In any case, Anton figures it out, and goes to Vincent's "home", actually Jerome's home, to take a personal blood test. Jerome answers the door, desperately getting out of his wheelchair and into a "relaxed" position before Anton gets there. Irene is along for the journey, too, and is completely
surprised when it isn't the "Jerome" that she knows. The kiss was forced, and I'm surprised that Anton didn't comment on that.
Eventually, Vincent and Anton meet again, and Vincent proves that he can be just as good as a genetically engineered man, by beating his brother again at the swimming race. Apparently, he isn't reported.
We get to meet a couple of other sympathetic characters in the company, as well. The janitor, with whom Vincent worked until he decided to become part of Gattaca, handles everything that has Vincent's fingerprints. And the man who takes the blood and urine samples, we find out, has known for an undetermined time that Vincent is not who he says he is. But because he has a son who turned out to be less than the geneticist promised, he also admires what Vincent has managed to do with his life. The scene where he lets Vincent go into the rocket even though his urine tested invalid was probably the most powerful in the entire movie.
It looked like the geneticists removed all passion from the human race by tinkering for the "best" that people could possibly be. Because people all talk in monotones, always have great patience, they all get along, and they seem to be all boring! They can even have their
romantic dates processed to see if they have the best genetic material while at any given restaurant! It is nice to see that society has improved to the point where people are striving for the greater good, but it doesn't look like a nice time to live. To actually
I liked Vincent for his passion, which really stood out against the rest of the passionless society. But I think I liked Jerome even better. He was constantly angry, because he lost his actual life. He said that he enjoyed living in a room, isolated from the world, but we can see that he hated it. When he yells at the cop for taking a blood sample out in the courtyard, rebelling against being called a cripple, and essentially defending Vincent's right to life, it is a big release for him. And that, I think, is what changed his life. As he said, he inherited Vincent's dream, but it was too much for him. He wouldn't need legs up in space, but he could never get there. So in the end, as Vincent is launched into space, Jerome crawls into his incinerator and turns it on. But he hasn't given up on Vincent, as he provides thousands of days worth of blood, skin, hair and urine samples. He has come to believe in life, in the way Vincent beat all the odds, and it was too much for him, because he could not beat easier odds, of living a life as a crippled man.

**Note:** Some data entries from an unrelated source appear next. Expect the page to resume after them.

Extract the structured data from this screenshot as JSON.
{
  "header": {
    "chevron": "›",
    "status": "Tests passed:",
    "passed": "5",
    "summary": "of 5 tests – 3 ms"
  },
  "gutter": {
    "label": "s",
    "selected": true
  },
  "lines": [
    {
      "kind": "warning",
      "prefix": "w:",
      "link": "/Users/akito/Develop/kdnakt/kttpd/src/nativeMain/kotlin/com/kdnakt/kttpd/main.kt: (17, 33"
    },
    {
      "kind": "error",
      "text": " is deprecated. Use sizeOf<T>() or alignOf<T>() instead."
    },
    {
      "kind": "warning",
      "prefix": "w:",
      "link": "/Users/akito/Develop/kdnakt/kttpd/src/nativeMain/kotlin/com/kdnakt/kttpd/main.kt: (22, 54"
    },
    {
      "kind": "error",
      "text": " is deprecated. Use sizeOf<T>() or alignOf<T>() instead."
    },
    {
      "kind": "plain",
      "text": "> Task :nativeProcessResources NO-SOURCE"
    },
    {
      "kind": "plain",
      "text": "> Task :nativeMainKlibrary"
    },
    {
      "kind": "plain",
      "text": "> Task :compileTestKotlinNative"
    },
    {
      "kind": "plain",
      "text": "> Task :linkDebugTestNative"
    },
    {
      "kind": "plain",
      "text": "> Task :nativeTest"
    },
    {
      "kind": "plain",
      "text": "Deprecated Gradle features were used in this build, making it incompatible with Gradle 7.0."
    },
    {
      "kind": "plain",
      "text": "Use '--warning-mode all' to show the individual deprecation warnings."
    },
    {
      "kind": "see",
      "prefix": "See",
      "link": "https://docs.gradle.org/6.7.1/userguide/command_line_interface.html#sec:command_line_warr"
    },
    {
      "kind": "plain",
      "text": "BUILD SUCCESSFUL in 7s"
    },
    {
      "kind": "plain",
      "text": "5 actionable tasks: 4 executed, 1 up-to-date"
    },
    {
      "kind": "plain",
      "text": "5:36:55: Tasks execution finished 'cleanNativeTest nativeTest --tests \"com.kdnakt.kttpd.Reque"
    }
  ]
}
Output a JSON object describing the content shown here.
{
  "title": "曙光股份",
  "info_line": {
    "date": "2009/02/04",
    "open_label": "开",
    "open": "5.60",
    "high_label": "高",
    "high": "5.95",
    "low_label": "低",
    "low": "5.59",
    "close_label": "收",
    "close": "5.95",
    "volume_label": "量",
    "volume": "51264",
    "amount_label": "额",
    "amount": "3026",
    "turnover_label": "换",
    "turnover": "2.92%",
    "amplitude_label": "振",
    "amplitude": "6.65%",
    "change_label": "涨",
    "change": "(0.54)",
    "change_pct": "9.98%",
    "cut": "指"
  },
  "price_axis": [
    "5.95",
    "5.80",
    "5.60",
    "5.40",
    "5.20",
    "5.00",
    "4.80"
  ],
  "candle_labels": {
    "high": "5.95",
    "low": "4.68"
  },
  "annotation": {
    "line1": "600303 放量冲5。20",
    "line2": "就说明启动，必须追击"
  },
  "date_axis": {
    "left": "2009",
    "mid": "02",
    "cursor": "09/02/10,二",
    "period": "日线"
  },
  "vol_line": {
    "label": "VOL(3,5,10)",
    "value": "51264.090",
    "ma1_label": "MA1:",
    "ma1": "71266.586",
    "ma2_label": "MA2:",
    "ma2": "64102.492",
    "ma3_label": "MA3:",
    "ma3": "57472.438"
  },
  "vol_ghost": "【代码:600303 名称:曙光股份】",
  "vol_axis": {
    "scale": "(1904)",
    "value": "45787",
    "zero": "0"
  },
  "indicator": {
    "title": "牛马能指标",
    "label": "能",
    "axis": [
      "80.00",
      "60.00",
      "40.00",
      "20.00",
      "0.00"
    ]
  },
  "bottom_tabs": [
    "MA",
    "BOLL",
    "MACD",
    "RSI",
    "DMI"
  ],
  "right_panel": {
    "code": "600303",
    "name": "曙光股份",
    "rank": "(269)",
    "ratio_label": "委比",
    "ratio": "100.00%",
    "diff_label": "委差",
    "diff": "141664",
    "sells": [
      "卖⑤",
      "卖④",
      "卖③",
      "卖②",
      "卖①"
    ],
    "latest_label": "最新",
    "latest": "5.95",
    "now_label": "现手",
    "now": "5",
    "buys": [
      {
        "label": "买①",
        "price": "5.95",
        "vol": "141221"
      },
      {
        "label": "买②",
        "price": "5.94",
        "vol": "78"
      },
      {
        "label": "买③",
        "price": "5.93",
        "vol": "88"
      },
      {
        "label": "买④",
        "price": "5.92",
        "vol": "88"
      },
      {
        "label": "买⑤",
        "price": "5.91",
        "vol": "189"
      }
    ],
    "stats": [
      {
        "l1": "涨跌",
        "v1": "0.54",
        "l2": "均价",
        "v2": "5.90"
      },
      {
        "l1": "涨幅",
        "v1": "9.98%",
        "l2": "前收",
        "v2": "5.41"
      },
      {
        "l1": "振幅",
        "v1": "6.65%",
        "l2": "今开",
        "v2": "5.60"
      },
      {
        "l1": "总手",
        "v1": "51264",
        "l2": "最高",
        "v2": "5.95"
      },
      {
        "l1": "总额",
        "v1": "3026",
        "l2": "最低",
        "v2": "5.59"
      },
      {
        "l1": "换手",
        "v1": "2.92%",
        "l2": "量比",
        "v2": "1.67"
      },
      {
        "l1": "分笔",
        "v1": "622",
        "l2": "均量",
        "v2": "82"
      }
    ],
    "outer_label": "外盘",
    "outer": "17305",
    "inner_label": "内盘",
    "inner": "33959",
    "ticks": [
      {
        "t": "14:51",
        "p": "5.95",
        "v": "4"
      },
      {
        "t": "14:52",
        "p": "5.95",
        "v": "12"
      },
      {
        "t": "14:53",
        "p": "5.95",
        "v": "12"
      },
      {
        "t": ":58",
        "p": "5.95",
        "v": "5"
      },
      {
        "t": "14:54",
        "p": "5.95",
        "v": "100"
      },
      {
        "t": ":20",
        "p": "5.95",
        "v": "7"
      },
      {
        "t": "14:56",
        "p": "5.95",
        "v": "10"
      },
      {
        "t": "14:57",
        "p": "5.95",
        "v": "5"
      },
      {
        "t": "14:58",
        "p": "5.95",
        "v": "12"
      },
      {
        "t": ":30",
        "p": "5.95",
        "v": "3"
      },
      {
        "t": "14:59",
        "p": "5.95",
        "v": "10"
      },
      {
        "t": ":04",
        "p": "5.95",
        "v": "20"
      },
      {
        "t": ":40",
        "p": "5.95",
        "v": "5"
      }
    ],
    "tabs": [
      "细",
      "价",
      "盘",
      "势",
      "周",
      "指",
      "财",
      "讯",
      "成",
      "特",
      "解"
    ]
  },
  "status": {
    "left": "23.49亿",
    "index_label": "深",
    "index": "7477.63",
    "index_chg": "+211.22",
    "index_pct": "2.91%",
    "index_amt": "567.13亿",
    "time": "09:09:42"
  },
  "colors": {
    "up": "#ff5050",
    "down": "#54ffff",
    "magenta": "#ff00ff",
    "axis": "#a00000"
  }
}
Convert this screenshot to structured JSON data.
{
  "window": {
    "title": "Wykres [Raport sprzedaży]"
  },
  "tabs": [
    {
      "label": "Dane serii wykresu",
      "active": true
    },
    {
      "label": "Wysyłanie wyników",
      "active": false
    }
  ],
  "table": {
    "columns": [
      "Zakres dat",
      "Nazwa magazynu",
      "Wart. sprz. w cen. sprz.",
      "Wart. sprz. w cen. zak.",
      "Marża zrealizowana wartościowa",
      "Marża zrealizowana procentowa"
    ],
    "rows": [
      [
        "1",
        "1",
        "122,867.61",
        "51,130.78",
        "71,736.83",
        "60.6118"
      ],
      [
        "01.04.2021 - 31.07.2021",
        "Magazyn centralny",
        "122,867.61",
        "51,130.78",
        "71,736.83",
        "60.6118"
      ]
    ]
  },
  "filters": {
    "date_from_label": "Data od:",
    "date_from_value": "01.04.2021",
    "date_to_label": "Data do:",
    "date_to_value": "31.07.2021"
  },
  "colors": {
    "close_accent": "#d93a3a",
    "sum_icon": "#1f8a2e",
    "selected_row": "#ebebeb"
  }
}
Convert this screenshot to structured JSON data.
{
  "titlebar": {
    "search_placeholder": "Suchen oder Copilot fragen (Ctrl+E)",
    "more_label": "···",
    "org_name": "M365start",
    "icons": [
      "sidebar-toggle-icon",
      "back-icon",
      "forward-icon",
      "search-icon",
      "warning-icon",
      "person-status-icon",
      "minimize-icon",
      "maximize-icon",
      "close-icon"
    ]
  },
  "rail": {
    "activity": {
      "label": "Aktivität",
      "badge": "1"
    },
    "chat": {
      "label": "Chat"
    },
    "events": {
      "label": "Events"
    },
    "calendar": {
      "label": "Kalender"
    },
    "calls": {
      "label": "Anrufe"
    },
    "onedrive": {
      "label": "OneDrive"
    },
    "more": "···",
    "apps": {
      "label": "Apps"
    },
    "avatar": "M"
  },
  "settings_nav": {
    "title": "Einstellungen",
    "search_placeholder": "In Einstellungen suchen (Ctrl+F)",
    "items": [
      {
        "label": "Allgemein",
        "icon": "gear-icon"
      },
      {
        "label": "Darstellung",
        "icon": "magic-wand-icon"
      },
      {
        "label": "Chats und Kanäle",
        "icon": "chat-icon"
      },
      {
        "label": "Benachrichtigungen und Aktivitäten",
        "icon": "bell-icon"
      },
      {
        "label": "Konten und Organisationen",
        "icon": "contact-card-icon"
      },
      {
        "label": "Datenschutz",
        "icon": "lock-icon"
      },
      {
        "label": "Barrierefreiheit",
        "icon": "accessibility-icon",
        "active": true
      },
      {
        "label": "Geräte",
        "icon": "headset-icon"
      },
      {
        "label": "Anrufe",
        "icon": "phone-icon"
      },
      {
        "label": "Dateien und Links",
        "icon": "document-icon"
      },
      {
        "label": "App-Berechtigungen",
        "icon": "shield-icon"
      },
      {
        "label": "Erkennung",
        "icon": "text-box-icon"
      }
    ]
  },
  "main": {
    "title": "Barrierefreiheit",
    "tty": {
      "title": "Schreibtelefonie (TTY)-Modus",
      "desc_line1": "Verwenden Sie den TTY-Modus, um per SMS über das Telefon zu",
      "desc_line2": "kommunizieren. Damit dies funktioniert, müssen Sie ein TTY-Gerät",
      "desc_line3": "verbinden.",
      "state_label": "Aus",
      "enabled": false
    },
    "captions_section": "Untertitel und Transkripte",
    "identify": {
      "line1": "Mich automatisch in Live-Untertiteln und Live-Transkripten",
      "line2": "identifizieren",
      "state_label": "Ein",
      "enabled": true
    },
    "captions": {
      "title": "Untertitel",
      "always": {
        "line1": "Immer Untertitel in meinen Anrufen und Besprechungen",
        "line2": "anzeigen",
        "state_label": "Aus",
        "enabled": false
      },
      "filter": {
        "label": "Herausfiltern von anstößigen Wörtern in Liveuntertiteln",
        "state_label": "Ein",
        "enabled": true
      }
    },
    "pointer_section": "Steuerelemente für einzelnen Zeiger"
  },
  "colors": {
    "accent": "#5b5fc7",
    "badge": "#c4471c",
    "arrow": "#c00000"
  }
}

The movie was very well presented. Society is so different, but it is easy to see how it has changed. We as viewers can see how and why things are being done. The way Vincent constantly scrubs his body, to get rid of potentially flaking skin, makes complete sense in context. Putting him in the situation where his younger brother was "created" after his parents were not satisfied with him made us really care about Vincent, and rebel against the society that he was born into. With a little more work and care given to the outlying aspects of the story, it would have made a terrific movie. Still, it was very enjoyable.